Even more unnerving was the day when he and his wife saw me walking in a parking lot.
He purposefully curbed their vehicle to follow me in to the TJMaxx. 
Angrily, he marched through the doors…
his eyes glaring...
never shifting from mine.
He stopped beside me…
leaning down within inches of my face, to snarl out a gravelly, spittle laden "hello Janine". Then...turning on his heels...he stomped right back out to their truck. 
The hair on my arms stood up!
Wide eyed, I looked at the startled lady next to me, and could only shrug.

During this same year, he twice followed slowly behind a neighborhood friend in his truck as she walked her dogs. We assumed it was simply to make her feel uncomfortable since she "chose our side". 
But to this day, he continues to subtly… yet regularly... harass one of the other couples involved in the breakup email every time he sees them at the gym.

Our former friends have been asked more than once what had "sparked the match" that burned the proverbial bridge. 
What exactly did all of us do? 
They only say, "they know what they did".
(nope. haven't a damn clue, folks))


We have all racked our brains...and to this day, no one has any idea what happened to get us all to that point.
I couldn't give two shits now.
(the consensus it that they're mentally ill...a text book pair of narcissists...her, to the extreme)

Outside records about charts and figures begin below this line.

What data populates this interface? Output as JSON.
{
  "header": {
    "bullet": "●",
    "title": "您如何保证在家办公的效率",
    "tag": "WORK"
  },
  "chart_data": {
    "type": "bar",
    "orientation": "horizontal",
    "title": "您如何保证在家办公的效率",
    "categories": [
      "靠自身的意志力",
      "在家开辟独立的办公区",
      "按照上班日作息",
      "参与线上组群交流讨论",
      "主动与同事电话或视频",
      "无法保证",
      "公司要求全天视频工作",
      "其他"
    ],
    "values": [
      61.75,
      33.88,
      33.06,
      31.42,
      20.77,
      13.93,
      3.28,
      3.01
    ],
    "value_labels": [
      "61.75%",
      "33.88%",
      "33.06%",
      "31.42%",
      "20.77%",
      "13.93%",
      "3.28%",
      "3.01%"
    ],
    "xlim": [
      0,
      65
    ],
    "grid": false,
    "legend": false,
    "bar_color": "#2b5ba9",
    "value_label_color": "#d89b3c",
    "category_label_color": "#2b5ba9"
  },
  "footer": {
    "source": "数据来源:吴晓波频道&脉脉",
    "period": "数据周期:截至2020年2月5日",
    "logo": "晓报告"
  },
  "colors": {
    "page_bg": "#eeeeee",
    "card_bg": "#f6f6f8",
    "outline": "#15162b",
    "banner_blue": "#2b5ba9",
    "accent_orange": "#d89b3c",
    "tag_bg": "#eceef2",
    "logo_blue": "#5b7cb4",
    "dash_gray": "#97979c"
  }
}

So...the Hubs held strong, and we still live in our cute little house...
now it's made even cozier by an even richer hued color scheme on its painted interior walls…
and the back of the house is hugged in an even thicker privacy cloak, with even more perfectly cluttered palms. 
Rock that, you crazy witch.

(I refuse to call her a "bitch", since she said that word, when used to describe a woman, meant that the woman was "strong, independent, and opinionated.")  

Vomit.



We are THRILLED to be done with the drama created by those two asshats. 
And with the exception of my cancer diagnosis, life is soooooo much more enjoyable now.




And we proof-read my email quite a few times before going to bed, agreeing that this is the way it needed to be done.
The announcement of my cancer diagnosis would be in everyone's inboxes the next day.






...here's a link to the reason why I told you that story...
it's my "right" as a cancer patient to release my pent up stresses in to the Universe so that my body and soul can heal and become healthy and strong…

…"If you like to write, write about your anger; write about your hate; write about how hurt you are; write about how afraid you really are.  Journal about what happened and how it is affecting you today.  Write about what you have lost, or what you have never had that has hurt you so deeply.  Feel the feeling!  Don’t be afraid of it!"